2. Bij de aangevallen uitspraak heeft de rechtbank het beroep tegen het bestreden besluit ongegrond verklaard. De rechtbank heeft vastgesteld dat niet in geschil is dat sprake is van een tijdelijke bijzondere omstandigheid in de periode van 2006 tot 2010. Gelet op de lengte van de hierna nog resterende diplomatermijn heeft de minister zich volgens de rechtbank in redelijkheid op het standpunt kunnen stellen dat het niet behalen van het diploma geen direct gevolg is van de tijdelijke bijzondere omstandigheid, maar veeleer van de door appellante zelf gemaakte keuzes. Verder komt het voor rekening en risico van appellante dat zij zich niet eerder heeft ingeschreven voor een opleiding. Nog daargelaten dat appellante niet aannemelijk heeft gemaakt waarom zij de dyslexieverklaring niet eerder heeft kunnen verkrijgen gezien de niet buitensporig hoge kosten daarvan, valt niet in te zien dat appellante, in afwachting van het verkrijgen van een dyslexieverklaring, niet al een zekere voortgang met een studie had kunnen boeken. Ten slotte is overwogen dat voor toepassing van de hardheidsclausule geen plaats is. De wetgever heeft de diplomatermijn bedoeld als een harde termijn. Alleen via artikel 5.16 van de Wsf 2000 kan daarvan worden afgeweken.

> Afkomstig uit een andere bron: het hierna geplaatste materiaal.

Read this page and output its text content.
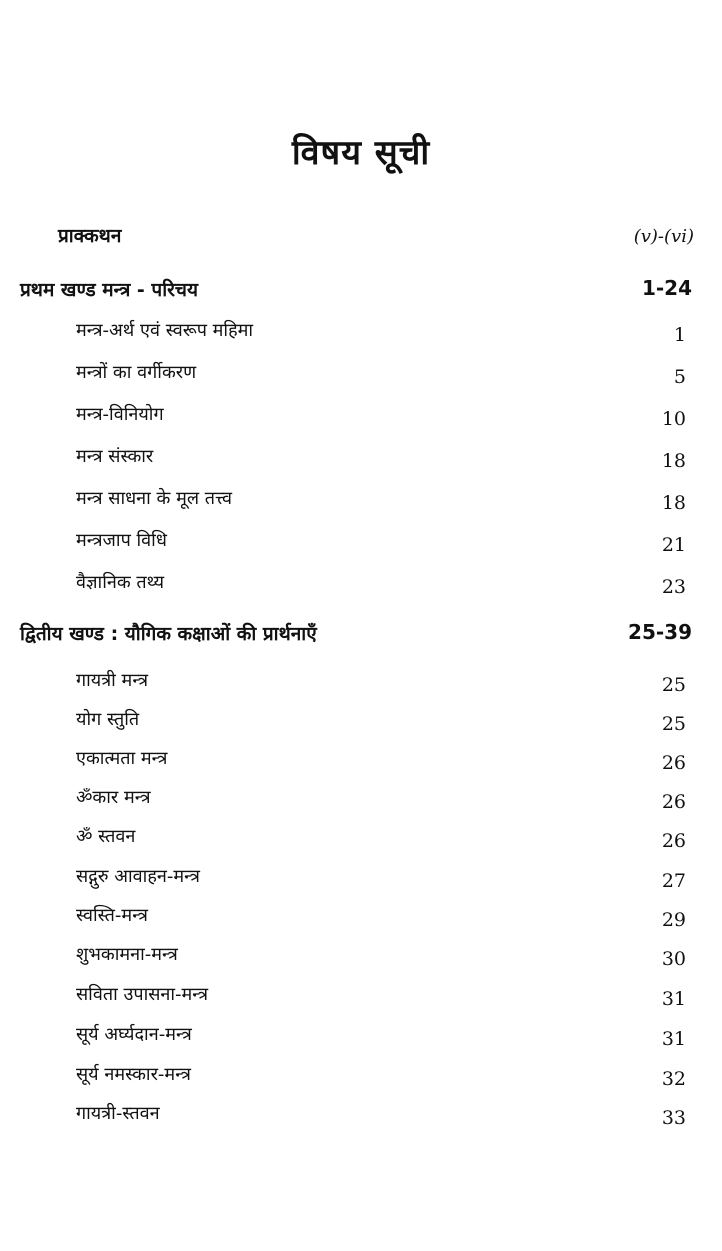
विषय सूची
प्राक्कथन	(v)-(vi)
प्रथम खण्ड मन्त्र - परिचय	1-24
मन्त्र-अर्थ एवं स्वरूप महिमा	1
मन्त्रों का वर्गीकरण	5
मन्त्र-विनियोग	10
मन्त्र संस्कार	18
मन्त्र साधना के मूल तत्त्व	18
मन्त्रजाप विधि	21
वैज्ञानिक तथ्य	23
द्वितीय खण्ड : यौगिक कक्षाओं की प्रार्थनाएँ	25-39
गायत्री मन्त्र	25
योग स्तुति	25
एकात्मता मन्त्र	26
ॐकार मन्त्र	26
ॐ स्तवन	26
सद्गुरु आवाहन-मन्त्र	27
स्वस्ति-मन्त्र	29
शुभकामना-मन्त्र	30
सविता उपासना-मन्त्र	31
सूर्य अर्घ्यदान-मन्त्र	31
सूर्य नमस्कार-मन्त्र	32
गायत्री-स्तवन	33
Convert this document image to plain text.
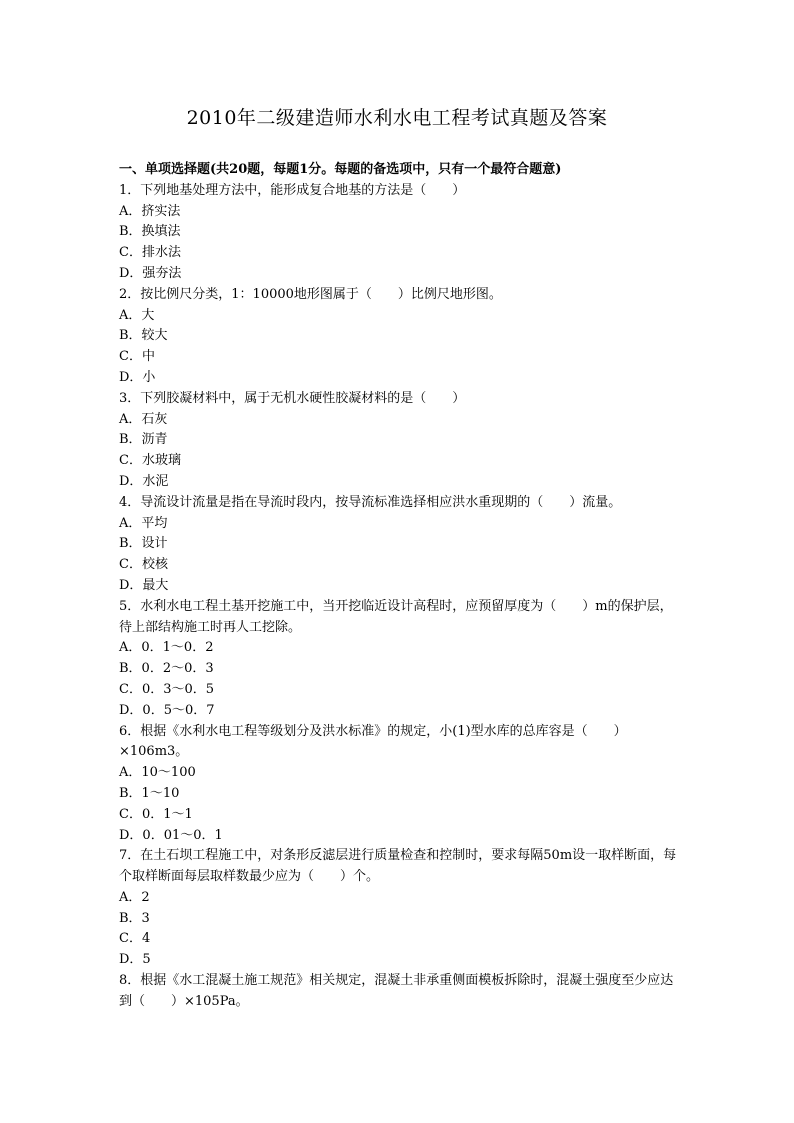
2010年二级建造师水利水电工程考试真题及答案
一、单项选择题(共20题，每题1分。每题的备选项中，只有一个最符合题意)
1．下列地基处理方法中，能形成复合地基的方法是（　　）
A．挤实法
B．换填法
C．排水法
D．强夯法
2．按比例尺分类，1：10000地形图属于（　　）比例尺地形图。
A．大
B．较大
C．中
D．小
3．下列胶凝材料中，属于无机水硬性胶凝材料的是（　　）
A．石灰
B．沥青
C．水玻璃
D．水泥
4．导流设计流量是指在导流时段内，按导流标准选择相应洪水重现期的（　　）流量。
A．平均
B．设计
C．校核
D．最大
5．水利水电工程土基开挖施工中，当开挖临近设计高程时，应预留厚度为（　　）m的保护层，待上部结构施工时再人工挖除。
A．0．1～0．2
B．0．2～0．3
C．0．3～0．5
D．0．5～0．7
6．根据《水利水电工程等级划分及洪水标准》的规定，小(1)型水库的总库容是（　　）×106m3。
A．10～100
B．1～10
C．0．1～1
D．0．01～0．1
7．在土石坝工程施工中，对条形反滤层进行质量检查和控制时，要求每隔50m设一取样断面，每个取样断面每层取样数最少应为（　　）个。
A．2
B．3
C．4
D．5
8．根据《水工混凝土施工规范》相关规定，混凝土非承重侧面模板拆除时，混凝土强度至少应达到（　　）×105Pa。
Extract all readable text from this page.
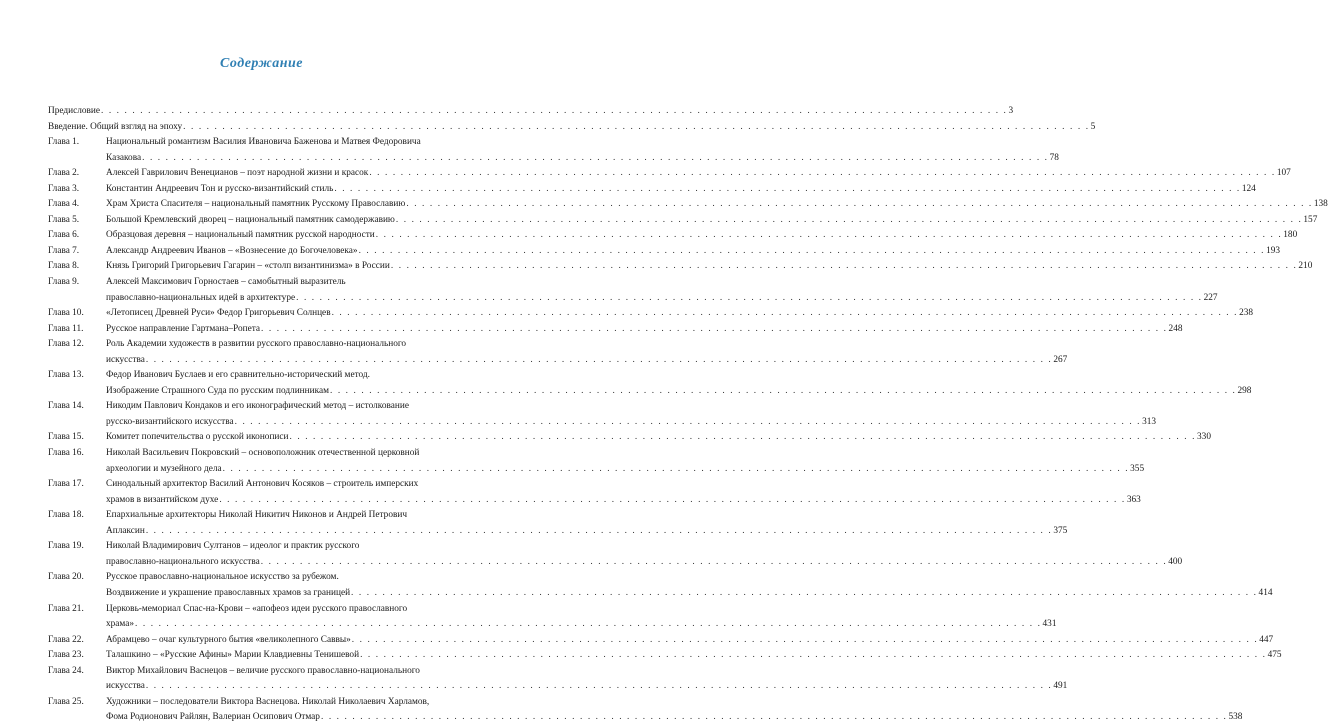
Содержание
Предисловие . . .	3
Введение. Общий взгляд на эпоху . . .	5
Глава 1.	Национальный романтизм Василия Ивановича Баженова и Матвея Федоровича
Казакова . . .	78
Глава 2.	Алексей Гаврилович Венецианов – поэт народной жизни и красок . . .	107
Глава 3.	Константин Андреевич Тон и русско-византийский стиль . . .	124
Глава 4.	Храм Христа Спасителя – национальный памятник Русскому Православию . . .	138
Глава 5.	Большой Кремлевский дворец – национальный памятник самодержавию . . .	157
Глава 6.	Образцовая деревня – национальный памятник русской народности . . .	180
Глава 7.	Александр Андреевич Иванов – «Вознесение до Богочеловека» . . .	193
Глава 8.	Князь Григорий Григорьевич Гагарин – «столп византинизма» в России . . .	210
Глава 9.	Алексей Максимович Горностаев – самобытный выразитель
православно-национальных идей в архитектуре . . .	227
Глава 10.	«Летописец Древней Руси» Федор Григорьевич Солнцев . . .	238
Глава 11.	Русское направление Гартмана–Ропета . . .	248
Глава 12.	Роль Академии художеств в развитии русского православно-национального
искусства . . .	267
Глава 13.	Федор Иванович Буслаев и его сравнительно-исторический метод.
Изображение Страшного Суда по русским подлинникам . . .	298
Глава 14.	Никодим Павлович Кондаков и его иконографический метод – истолкование
русско-византийского искусства . . .	313
Глава 15.	Комитет попечительства о русской иконописи . . .	330
Глава 16.	Николай Васильевич Покровский – основоположник отечественной церковной
археологии и музейного дела . . .	355
Глава 17.	Синодальный архитектор Василий Антонович Косяков – строитель имперских
храмов в византийском духе . . .	363
Глава 18.	Епархиальные архитекторы Николай Никитич Никонов и Андрей Петрович
Аплаксин . . .	375
Глава 19.	Николай Владимирович Султанов – идеолог и практик русского
православно-национального искусства . . .	400
Глава 20.	Русское православно-национальное искусство за рубежом.
Воздвижение и украшение православных храмов за границей . . .	414
Глава 21.	Церковь-мемориал Спас-на-Крови – «апофеоз идеи русского православного
храма» . . .	431
Глава 22.	Абрамцево – очаг культурного бытия «великолепного Саввы» . . .	447
Глава 23.	Талашкино – «Русские Афины» Марии Клавдиевны Тенишевой . . .	475
Глава 24.	Виктор Михайлович Васнецов – величие русского православно-национального
искусства . . .	491
Глава 25.	Художники – последователи Виктора Васнецова. Николай Николаевич Харламов,
Фома Родионович Райлян, Валериан Осипович Отмар . . .	538
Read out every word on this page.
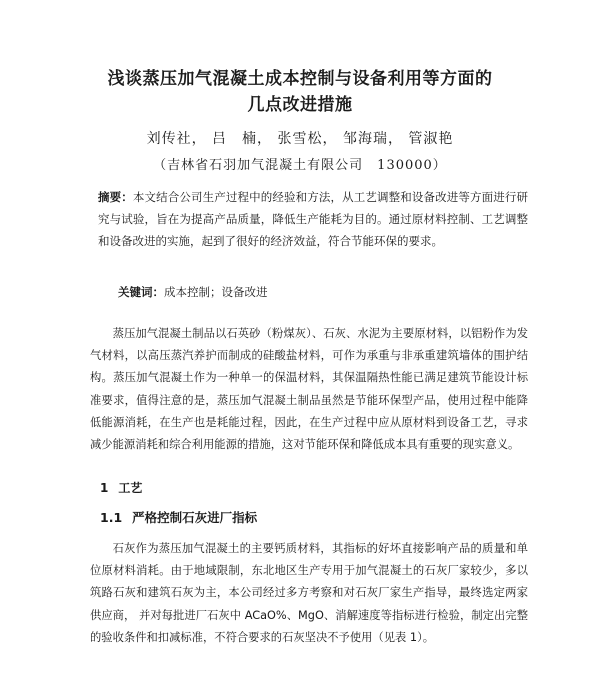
浅谈蒸压加气混凝土成本控制与设备利用等方面的
几点改进措施
刘传社， 吕　楠， 张雪松， 邹海瑞， 管淑艳
（吉林省石羽加气混凝土有限公司　130000）
摘要：本文结合公司生产过程中的经验和方法，从工艺调整和设备改进等方面进行研究与试验，旨在为提高产品质量，降低生产能耗为目的。通过原材料控制、工艺调整和设备改进的实施，起到了很好的经济效益，符合节能环保的要求。
关键词：成本控制；设备改进
蒸压加气混凝土制品以石英砂（粉煤灰）、石灰、水泥为主要原材料，以铝粉作为发气材料，以高压蒸汽养护而制成的硅酸盐材料，可作为承重与非承重建筑墙体的围护结构。蒸压加气混凝土作为一种单一的保温材料，其保温隔热性能已满足建筑节能设计标准要求，值得注意的是，蒸压加气混凝土制品虽然是节能环保型产品，使用过程中能降低能源消耗，在生产也是耗能过程，因此，在生产过程中应从原材料到设备工艺，寻求减少能源消耗和综合利用能源的措施，这对节能环保和降低成本具有重要的现实意义。
1 工艺
1.1 严格控制石灰进厂指标
石灰作为蒸压加气混凝土的主要钙质材料，其指标的好坏直接影响产品的质量和单位原材料消耗。由于地域限制，东北地区生产专用于加气混凝土的石灰厂家较少，多以筑路石灰和建筑石灰为主，本公司经过多方考察和对石灰厂家生产指导，最终选定两家供应商， 并对每批进厂石灰中 ACaO%、MgO、消解速度等指标进行检验，制定出完整的验收条件和扣减标准，不符合要求的石灰坚决不予使用（见表 1）。
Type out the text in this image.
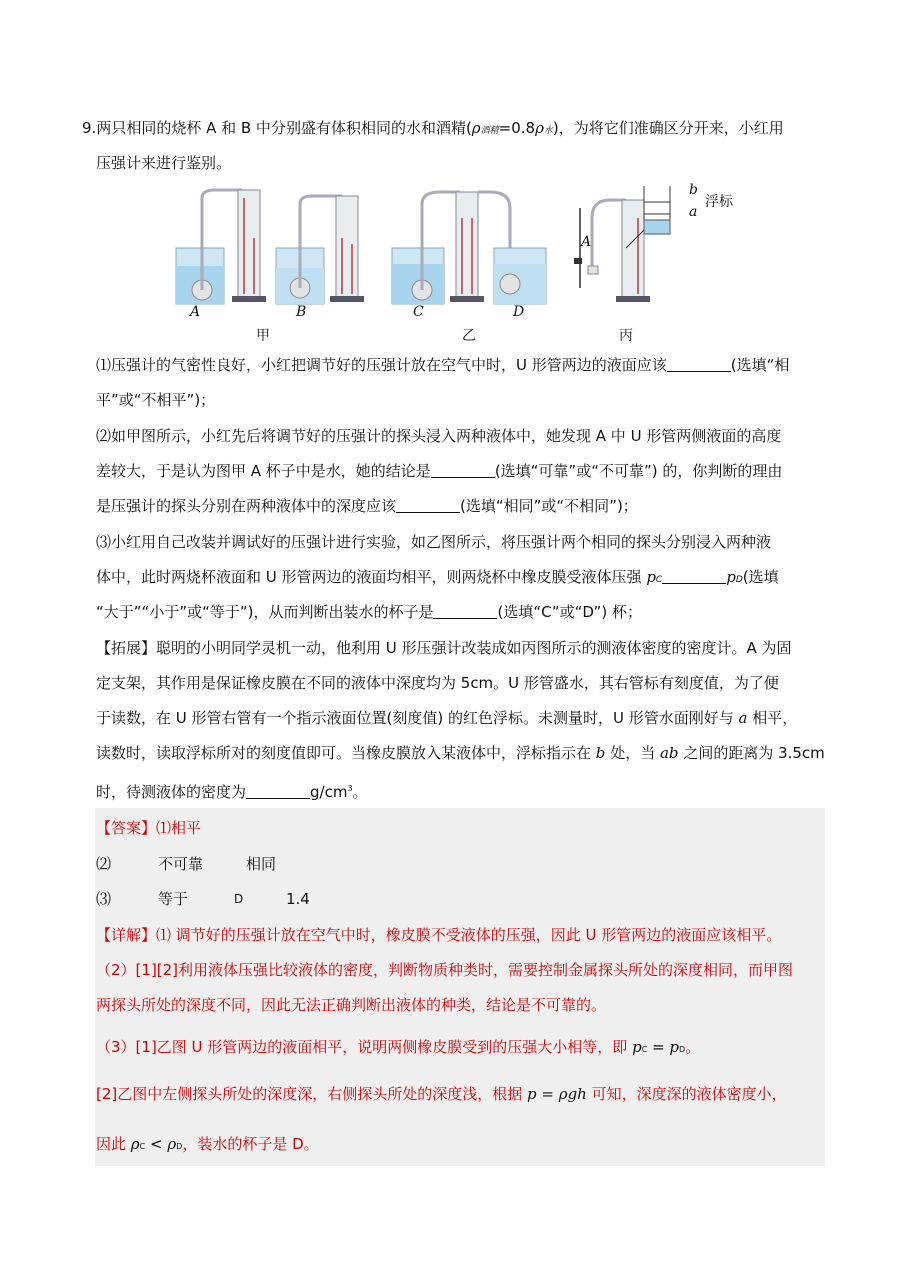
9.两只相同的烧杯 A 和 B 中分别盛有体积相同的水和酒精(ρ酒精=0.8ρ水)，为将它们准确区分开来，小红用
压强计来进行鉴别。
A	B	C	D
A
b
a
浮标
甲	乙	丙
⑴压强计的气密性良好，小红把调节好的压强计放在空气中时，U 形管两边的液面应该	(选填“相
平”或“不相平”)；
⑵如甲图所示，小红先后将调节好的压强计的探头浸入两种液体中，她发现 A 中 U 形管两侧液面的高度
差较大，于是认为图甲 A 杯子中是水，她的结论是	(选填“可靠”或“不可靠”) 的，你判断的理由
是压强计的探头分别在两种液体中的深度应该	(选填“相同”或“不相同”)；
⑶小红用自己改装并调试好的压强计进行实验，如乙图所示，将压强计两个相同的探头分别浸入两种液
体中，此时两烧杯液面和 U 形管两边的液面均相平，则两烧杯中橡皮膜受液体压强 pC	pD(选填
“大于”“小于”或“等于”)，从而判断出装水的杯子是	(选填“C”或“D”) 杯；
【拓展】聪明的小明同学灵机一动，他利用 U 形压强计改装成如丙图所示的测液体密度的密度计。A 为固
定支架，其作用是保证橡皮膜在不同的液体中深度均为 5cm。U 形管盛水，其右管标有刻度值，为了便
于读数，在 U 形管右管有一个指示液面位置(刻度值) 的红色浮标。未测量时，U 形管水面刚好与 a 相平，
读数时，读取浮标所对的刻度值即可。当橡皮膜放入某液体中，浮标指示在 b 处，当 ab 之间的距离为 3.5cm
时，待测液体的密度为	$g/cm^3$。
【答案】⑴相平
⑵	不可靠	相同
⑶	等于	D	1.4
【详解】⑴ 调节好的压强计放在空气中时，橡皮膜不受液体的压强，因此 U 形管两边的液面应该相平。
（2）[1][2]利用液体压强比较液体的密度，判断物质种类时，需要控制金属探头所处的深度相同，而甲图
两探头所处的深度不同，因此无法正确判断出液体的种类，结论是不可靠的。
（3）[1]乙图 U 形管两边的液面相平，说明两侧橡皮膜受到的压强大小相等，即 pC = pD。
[2]乙图中左侧探头所处的深度深，右侧探头所处的深度浅，根据 p = ρgh 可知，深度深的液体密度小，
因此 ρC < ρD，装水的杯子是 D。
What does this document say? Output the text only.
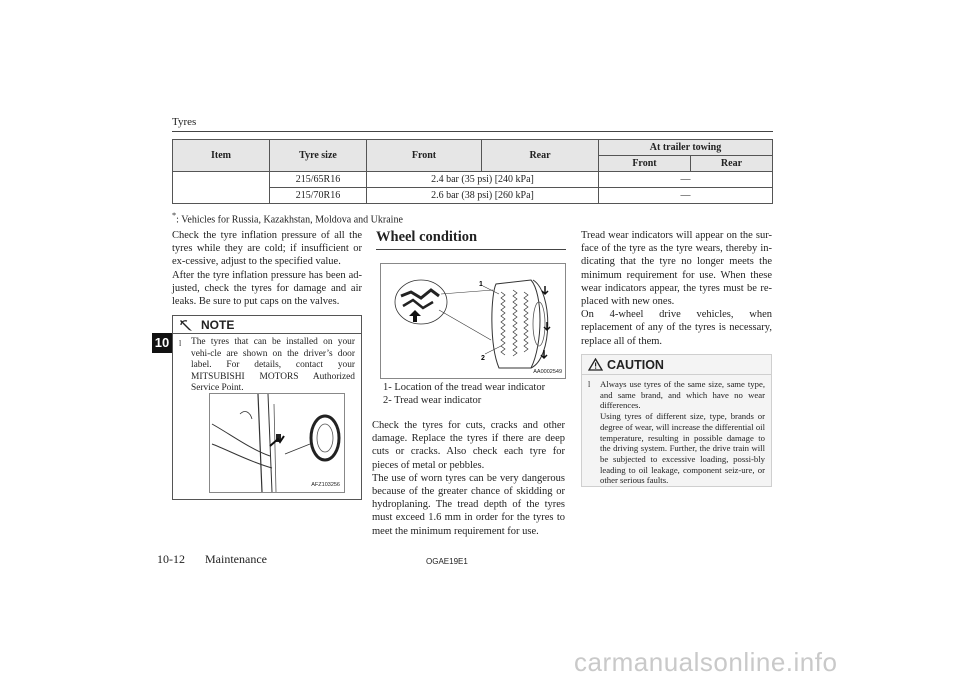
Tyres
10
Item	Tyre size	Front	Rear	At trailer towing	
				Front	Rear
	215/65R16	2.4 bar (35 psi) [240 kPa]		—	
	215/70R16	2.6 bar (38 psi) [260 kPa]		—	
*: Vehicles for Russia, Kazakhstan, Moldova and Ukraine

Check the tyre inflation pressure of all the tyres while they are cold; if insufficient or ex-cessive, adjust to the specified value.

After the tyre inflation pressure has been ad-justed, check the tyres for damage and air leaks. Be sure to put caps on the valves.

NOTE
l	The tyres that can be installed on your vehi-cle are shown on the driver’s door label. For details, contact your MITSUBISHI MOTORS Authorized Service Point.
AFZ103256
Wheel condition
1
2
AA0002549
1- Location of the tread wear indicator
2- Tread wear indicator

Check the tyres for cuts, cracks and other damage. Replace the tyres if there are deep cuts or cracks. Also check each tyre for pieces of metal or pebbles.

The use of worn tyres can be very dangerous because of the greater chance of skidding or hydroplaning. The tread depth of the tyres must exceed 1.6 mm in order for the tyres to meet the minimum requirement for use.

Tread wear indicators will appear on the sur-face of the tyre as the tyre wears, thereby in-dicating that the tyre no longer meets the minimum requirement for use. When these wear indicators appear, the tyres must be re-placed with new ones.

On 4-wheel drive vehicles, when replacement of any of the tyres is necessary, replace all of them.

CAUTION
l	Always use tyres of the same size, same type, and same brand, and which have no wear differences.
Using tyres of different size, type, brands or degree of wear, will increase the differential oil temperature, resulting in possible damage to the driving system. Further, the drive train will be subjected to excessive loading, possi-bly leading to oil leakage, component seiz-ure, or other serious faults.
10-12 Maintenance	OGAE19E1
carmanualsonline.info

3. Appellante heeft zich in hoger beroep tegen de aangevallen uitspraak gekeerd. Aangevoerd wordt dat de bijzondere omstandigheden van tijdelijke aard en van structurele aard (dyslexie) ieder afzonderlijk, maar zeker in onderlinge samenhang bezien, direct hebben geleid tot het niet behalen van het diploma binnen de diplomatermijn. De bijzondere omstandigheid van tijdelijke aard heeft een substantieel deel van de diplomatermijn geduurd. Zo gauw het kon is appellante daarna weer gestart met studeren. De dyslexieverklaring was niet alleen nodig om een diploma te kunnen behalen maar ook om te kunnen starten met een nieuwe opleiding, nu het eerste jaar van een opleiding in zijn geheel gehaald moet worden voordat de rest van de opleiding mag worden gevolgd. Appellante was niet in staat om de dyslexieverklaring eerder te bekostigen omdat zij, naast de kosten van levensonderhoud, ook kosten had in verband met een auto-ongeluk in december 2010. De overstap van het hoger beroepsonderwijs naar de universiteit heeft verder geen invloed gehad op de duur van de studie en het jaar van afstuderen.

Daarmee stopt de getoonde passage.